Successful in vitro growth of rat two-cell embryos to blastocysts using a simple chemically defined medium

The aim of the present study was to formulate a simple chemically defined medium for the in vitro growth of rat two-cell embryos to blastocysts. Embryos from day 2 pregnant rats were retrieved and placed in paraffin oil-covered droplets of "rat two-cell embryo culture medium" (R2ECM) containing combinations of various serum supplements, glucose, L-glutamine, and cultured up to 96 h in a CO₂ incubator. Embryos cultured in the basic medium (R2ECM), as well as those supplemented either with fetal bovine serum (FBS) or male rat serum (MRS) did not develop beyond the two- to four-cell stage.
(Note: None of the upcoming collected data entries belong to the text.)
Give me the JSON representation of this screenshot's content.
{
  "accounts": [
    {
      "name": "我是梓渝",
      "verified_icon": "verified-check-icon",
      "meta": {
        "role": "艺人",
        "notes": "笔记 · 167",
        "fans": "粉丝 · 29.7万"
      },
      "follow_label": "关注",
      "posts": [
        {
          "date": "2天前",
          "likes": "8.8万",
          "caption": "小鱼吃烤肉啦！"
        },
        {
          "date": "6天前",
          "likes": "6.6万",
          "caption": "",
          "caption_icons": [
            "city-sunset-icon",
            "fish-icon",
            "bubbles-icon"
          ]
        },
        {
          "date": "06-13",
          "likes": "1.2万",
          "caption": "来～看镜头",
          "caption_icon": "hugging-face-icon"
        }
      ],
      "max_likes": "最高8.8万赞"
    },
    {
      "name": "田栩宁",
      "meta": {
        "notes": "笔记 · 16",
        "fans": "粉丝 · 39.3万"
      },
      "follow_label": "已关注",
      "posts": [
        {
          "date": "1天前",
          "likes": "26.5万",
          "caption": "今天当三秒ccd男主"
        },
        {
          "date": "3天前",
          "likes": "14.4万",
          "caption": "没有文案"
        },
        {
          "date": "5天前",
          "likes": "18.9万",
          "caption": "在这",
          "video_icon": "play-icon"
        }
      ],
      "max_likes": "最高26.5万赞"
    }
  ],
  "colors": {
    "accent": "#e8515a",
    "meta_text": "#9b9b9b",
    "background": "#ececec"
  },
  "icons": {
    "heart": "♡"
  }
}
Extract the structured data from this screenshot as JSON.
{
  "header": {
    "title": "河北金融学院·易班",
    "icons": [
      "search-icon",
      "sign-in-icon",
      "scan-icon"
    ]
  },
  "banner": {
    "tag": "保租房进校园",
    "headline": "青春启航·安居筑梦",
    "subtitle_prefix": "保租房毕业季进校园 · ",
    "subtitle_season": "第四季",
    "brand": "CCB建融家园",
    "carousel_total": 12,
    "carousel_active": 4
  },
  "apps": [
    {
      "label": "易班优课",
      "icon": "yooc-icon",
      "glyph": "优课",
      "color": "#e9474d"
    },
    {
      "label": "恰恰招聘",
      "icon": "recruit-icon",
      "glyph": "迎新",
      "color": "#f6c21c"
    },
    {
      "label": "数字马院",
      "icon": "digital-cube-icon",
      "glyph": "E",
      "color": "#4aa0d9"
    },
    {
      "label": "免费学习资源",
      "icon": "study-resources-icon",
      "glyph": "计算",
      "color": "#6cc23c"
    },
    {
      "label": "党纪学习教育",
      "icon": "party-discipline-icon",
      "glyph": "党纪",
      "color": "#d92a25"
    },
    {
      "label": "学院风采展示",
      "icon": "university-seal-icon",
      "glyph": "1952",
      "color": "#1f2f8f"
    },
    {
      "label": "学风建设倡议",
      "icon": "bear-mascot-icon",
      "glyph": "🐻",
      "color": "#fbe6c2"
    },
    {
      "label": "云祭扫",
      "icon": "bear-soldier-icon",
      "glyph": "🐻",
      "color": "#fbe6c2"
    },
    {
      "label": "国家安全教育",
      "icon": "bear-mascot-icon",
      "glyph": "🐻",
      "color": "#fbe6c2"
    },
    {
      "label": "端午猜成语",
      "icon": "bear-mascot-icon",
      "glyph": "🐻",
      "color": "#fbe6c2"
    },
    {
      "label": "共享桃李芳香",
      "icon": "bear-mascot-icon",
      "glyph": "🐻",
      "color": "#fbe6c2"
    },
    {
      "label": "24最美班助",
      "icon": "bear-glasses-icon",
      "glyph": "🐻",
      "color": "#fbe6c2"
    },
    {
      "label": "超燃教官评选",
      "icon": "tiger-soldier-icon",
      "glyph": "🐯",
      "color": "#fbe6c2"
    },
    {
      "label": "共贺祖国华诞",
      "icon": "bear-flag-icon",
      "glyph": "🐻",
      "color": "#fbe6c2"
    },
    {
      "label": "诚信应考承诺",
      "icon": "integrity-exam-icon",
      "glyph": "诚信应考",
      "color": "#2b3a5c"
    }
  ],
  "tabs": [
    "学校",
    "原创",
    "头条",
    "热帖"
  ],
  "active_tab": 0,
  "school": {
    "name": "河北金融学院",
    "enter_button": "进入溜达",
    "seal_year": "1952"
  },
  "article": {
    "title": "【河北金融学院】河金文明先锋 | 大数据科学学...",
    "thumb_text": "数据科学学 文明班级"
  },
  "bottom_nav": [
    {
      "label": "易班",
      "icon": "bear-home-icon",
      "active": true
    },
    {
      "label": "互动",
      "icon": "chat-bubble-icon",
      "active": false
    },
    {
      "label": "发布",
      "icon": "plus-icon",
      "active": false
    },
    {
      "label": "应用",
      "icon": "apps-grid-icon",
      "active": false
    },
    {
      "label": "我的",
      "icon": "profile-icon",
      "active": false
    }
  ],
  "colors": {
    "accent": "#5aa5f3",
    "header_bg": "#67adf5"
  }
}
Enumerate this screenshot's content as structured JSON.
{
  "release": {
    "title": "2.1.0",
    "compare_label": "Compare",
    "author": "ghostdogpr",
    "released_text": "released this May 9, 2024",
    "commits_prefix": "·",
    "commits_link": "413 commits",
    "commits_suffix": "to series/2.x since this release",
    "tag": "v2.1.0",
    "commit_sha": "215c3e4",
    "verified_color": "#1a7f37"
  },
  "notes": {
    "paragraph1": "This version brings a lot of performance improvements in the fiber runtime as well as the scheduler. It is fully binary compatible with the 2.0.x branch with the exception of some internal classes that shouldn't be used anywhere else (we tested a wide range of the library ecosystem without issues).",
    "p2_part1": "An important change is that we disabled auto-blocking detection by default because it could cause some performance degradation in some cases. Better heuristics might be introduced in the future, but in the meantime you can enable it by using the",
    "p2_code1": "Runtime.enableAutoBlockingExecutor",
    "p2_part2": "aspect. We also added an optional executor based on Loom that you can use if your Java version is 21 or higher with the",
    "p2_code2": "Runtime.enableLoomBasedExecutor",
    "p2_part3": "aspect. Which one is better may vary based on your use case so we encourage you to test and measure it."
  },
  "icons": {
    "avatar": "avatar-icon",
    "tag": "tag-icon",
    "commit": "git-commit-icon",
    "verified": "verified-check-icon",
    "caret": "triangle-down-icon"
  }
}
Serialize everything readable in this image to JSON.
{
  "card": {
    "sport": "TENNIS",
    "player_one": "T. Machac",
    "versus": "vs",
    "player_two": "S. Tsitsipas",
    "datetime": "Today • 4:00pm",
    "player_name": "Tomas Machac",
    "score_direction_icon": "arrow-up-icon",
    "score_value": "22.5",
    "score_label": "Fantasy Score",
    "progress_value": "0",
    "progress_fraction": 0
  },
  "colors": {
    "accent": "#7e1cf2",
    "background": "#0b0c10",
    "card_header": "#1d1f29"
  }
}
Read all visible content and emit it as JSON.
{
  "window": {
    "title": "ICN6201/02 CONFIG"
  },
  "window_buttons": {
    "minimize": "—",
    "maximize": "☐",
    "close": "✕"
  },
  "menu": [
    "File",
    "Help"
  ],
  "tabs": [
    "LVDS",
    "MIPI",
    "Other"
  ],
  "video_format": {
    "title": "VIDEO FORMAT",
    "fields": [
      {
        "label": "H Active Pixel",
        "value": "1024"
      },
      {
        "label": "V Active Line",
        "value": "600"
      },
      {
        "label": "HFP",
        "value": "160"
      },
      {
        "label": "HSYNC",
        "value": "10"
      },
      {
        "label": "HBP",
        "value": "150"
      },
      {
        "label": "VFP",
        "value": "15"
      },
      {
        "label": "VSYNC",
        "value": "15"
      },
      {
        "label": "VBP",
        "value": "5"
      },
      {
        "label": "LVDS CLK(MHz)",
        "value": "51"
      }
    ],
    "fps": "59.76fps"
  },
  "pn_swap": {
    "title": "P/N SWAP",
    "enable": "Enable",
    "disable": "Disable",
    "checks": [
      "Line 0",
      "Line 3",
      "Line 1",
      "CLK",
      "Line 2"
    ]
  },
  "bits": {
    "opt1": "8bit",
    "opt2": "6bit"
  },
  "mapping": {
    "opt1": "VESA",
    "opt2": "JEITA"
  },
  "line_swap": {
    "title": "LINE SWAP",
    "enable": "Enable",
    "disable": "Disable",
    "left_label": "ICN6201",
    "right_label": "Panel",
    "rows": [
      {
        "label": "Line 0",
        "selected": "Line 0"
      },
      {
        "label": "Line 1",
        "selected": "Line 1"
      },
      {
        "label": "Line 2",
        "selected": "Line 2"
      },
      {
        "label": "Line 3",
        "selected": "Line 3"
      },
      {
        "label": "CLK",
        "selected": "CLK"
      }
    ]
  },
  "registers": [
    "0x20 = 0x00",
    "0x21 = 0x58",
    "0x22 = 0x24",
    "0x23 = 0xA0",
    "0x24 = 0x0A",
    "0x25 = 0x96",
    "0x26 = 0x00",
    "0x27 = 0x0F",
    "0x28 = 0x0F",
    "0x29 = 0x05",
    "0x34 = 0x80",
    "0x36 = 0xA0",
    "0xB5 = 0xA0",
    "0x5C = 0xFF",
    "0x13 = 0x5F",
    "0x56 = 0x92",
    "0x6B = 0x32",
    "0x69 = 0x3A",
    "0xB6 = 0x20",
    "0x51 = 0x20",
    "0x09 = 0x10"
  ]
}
In R2ECM with 0.3% bovine serum albumin (BSA) and 7.5 mM glucose, 44% of embryos reached the blastocyst stage by 96 h in culture, and the blastulation rate increased to about 83% when 1 mM of L-glutamine was added. To evaluate the effects of varying doses of glucose, two-cell embryos were cultured in R2ECM supplemented with 0.3% BSA, 1 mM L-glutamine, and 2.5, 5.0, or 7.5 mM of glucose. The percentage of embryos reaching the blastocyst stage for 2.5, 5.0, and 7.5 mM glucose was 64.6%, 65.3%, and 82.9%, respectively. The present study showed that the modified medium (R2ECM) is a simple chemically defined medium that is capable of supporting in vitro growth of rat two-cell embryos to blastocysts in high proportion (greater than 80%) without the need for change of medium within 96 h of culture.